4. Öğrencinin söz hakkına sahip olduğu liseler
“Öğrencilerin eğitim sürecinde aktif katılım ve etki sahibi oldukları okullarda öğrenciler eğitim ve okul yaşamı ile ilgili kararlara katılabilir, fikirlerini özgürce ifade edebilir ve okullarının yönetiminde söz sahibi olabilirler. Bu ortamlar, öğrencilere demokratik bir eğitim deneyimi sunar ve onların sorumluluk alma, liderlik ve problem çözme gibi önemli becerilerini geliştirmelerine yardımcı olur.”
5. Modern müfredat ve multidisipliner yaklaşım
“Liseler, öğrencilere modern ve güncel bir müfredat sunmalıdır. Multidisipliner yaklaşımlar, öğrencilerin farklı disiplinler arasında bağlantı kurmalarını ve geniş bir perspektif kazanmalarını sağlar. Bu tür hibrit eğitim deneyimleri, öğrencilerin problem çözme ve analitik düşünme becerilerini geliştirir.”
6. Toplumsal katılım projeleri
“Öğrencilerin toplumsal meselelere duyarlılık kazanması, modern eğitimde vazgeçilmez bir unsurdur.
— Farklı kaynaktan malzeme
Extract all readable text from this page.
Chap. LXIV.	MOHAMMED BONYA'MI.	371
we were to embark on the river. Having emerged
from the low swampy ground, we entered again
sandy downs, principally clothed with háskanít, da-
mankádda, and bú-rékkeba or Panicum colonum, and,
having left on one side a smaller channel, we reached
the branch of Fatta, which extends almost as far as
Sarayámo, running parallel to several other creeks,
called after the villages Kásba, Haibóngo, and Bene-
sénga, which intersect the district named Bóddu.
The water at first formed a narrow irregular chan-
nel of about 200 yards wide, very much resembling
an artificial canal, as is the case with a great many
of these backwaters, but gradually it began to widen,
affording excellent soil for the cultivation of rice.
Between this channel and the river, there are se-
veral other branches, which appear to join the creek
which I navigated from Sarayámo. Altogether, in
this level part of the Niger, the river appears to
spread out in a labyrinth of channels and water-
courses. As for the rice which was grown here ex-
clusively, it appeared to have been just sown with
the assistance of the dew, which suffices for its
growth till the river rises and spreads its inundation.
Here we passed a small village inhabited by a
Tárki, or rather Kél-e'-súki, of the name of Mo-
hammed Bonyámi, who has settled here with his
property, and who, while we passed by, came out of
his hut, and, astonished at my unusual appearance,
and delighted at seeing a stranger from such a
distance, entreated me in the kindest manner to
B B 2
Bu projeler, öğrencilerin liderlik ve iletişim yeteneklerini ileri düzeye taşırken aynı zamanda empati kurma becerilerini geliştirir. Sosyal sorumluluk projeleri, öğrencilere toplumsal değişime aktif katılımın ve etkili çözümler üretmenin önemini öğretir. Bu yolla öğrenciler, sadece kendi gelişimlerine değil aynı zamanda toplumun iyiliği için çalışmanın değerini de keşfederler.”
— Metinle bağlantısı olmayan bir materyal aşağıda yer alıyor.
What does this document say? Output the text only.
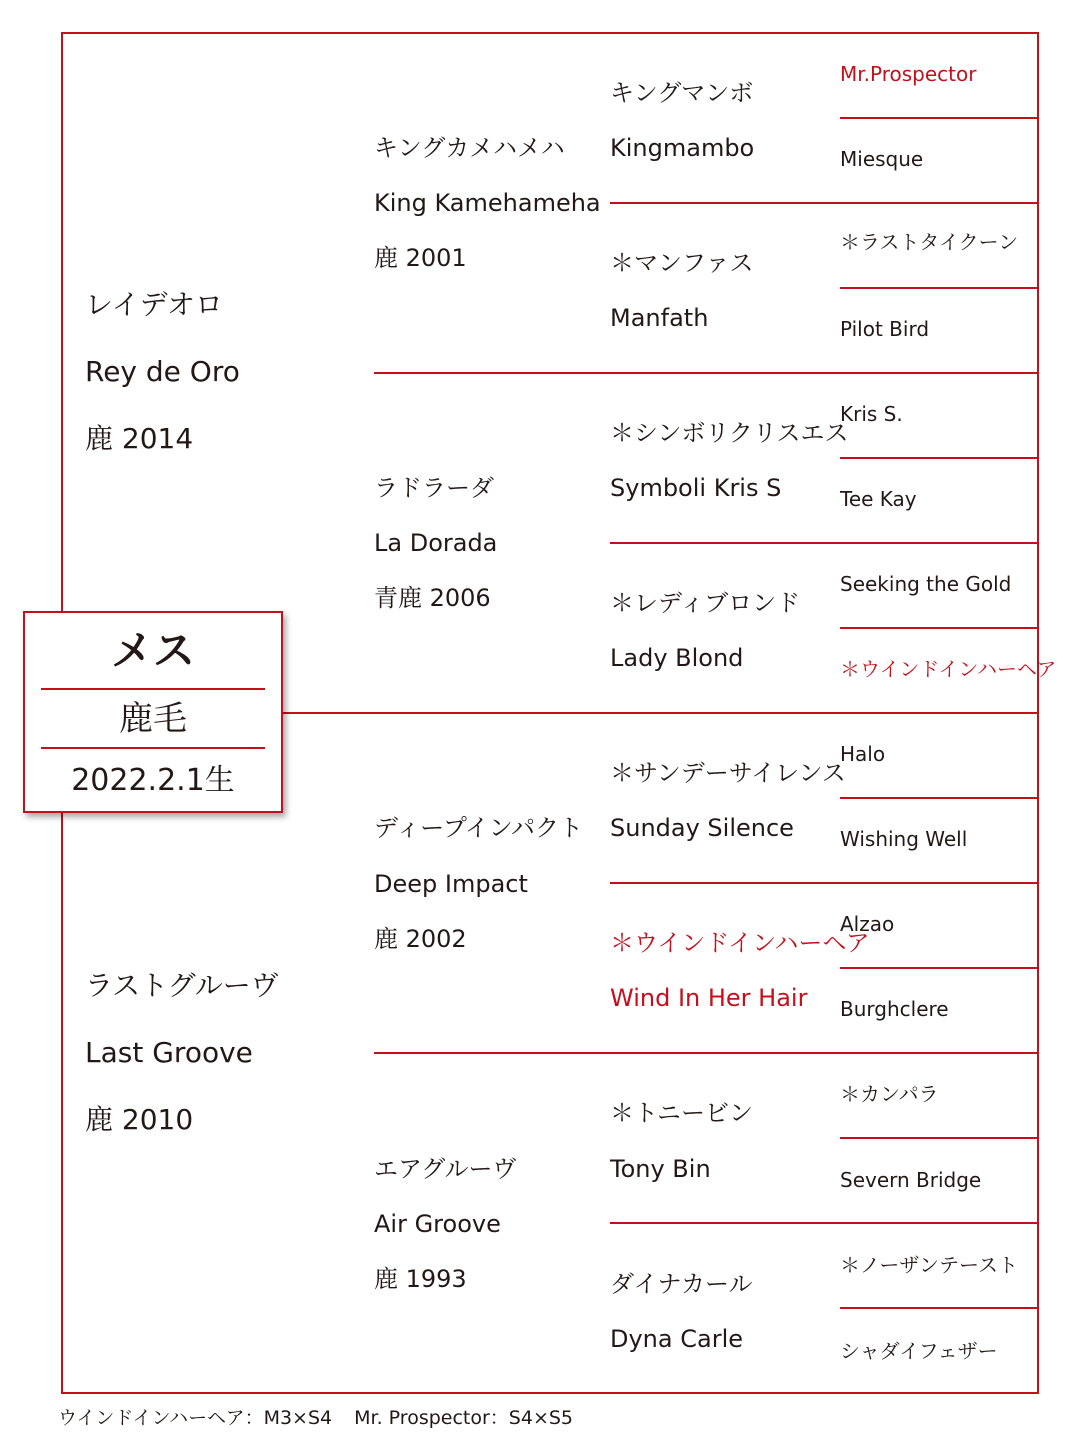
レイデオロ
Rey de Oro
鹿 2014
ラストグルーヴ
Last Groove
鹿 2010
キングカメハメハ
King Kamehameha
鹿 2001
ラドラーダ
La Dorada
青鹿 2006
ディープインパクト
Deep Impact
鹿 2002
エアグルーヴ
Air Groove
鹿 1993
キングマンボ
Kingmambo
＊マンファス
Manfath
＊シンボリクリスエス
Symboli Kris S
＊レディブロンド
Lady Blond
＊サンデーサイレンス
Sunday Silence
＊ウインドインハーヘア
Wind In Her Hair
＊トニービン
Tony Bin
ダイナカール
Dyna Carle
Mr.Prospector
Miesque
＊ラストタイクーン
Pilot Bird
Kris S.
Tee Kay
Seeking the Gold
＊ウインドインハーヘア
Halo
Wishing Well
Alzao
Burghclere
＊カンパラ
Severn Bridge
＊ノーザンテースト
シャダイフェザー
メス
鹿毛
2022.2.1生
ウインドインハーヘア：M3×S4 Mr. Prospector：S4×S5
Tercih bilinci ve doğru kararların önemi
“Öğrencilerin ve ailelerin lise tercihleri yaparken bilinçli hareket etmeleri çok önemlidir” diyen Öztürk sözlerine son olarak şunları söyledi:
“Okulların sunduğu eğitim programları, öğrenme ortamları ve imkânlar, öğrencilerin gelişimini doğrudan etkiler. Eğitimin modern ve yenilikçi olduğu, akademik odağın multidisipliner gelişime uygun olarak tasarlandığı, hibrit deneyimler sunan liseleri tercih eden öğrenciler, gelecekte başarı ve mutlulukla dolu bir eğitim hayatı yaşayacaklardır. Öğrencilerimiz için en iyi liseyi seçmek daha iyi bir dünya ve daha iyi bir ben kimliğiyle kendi mükemmeline ulaşmasını sağlayacaktır.”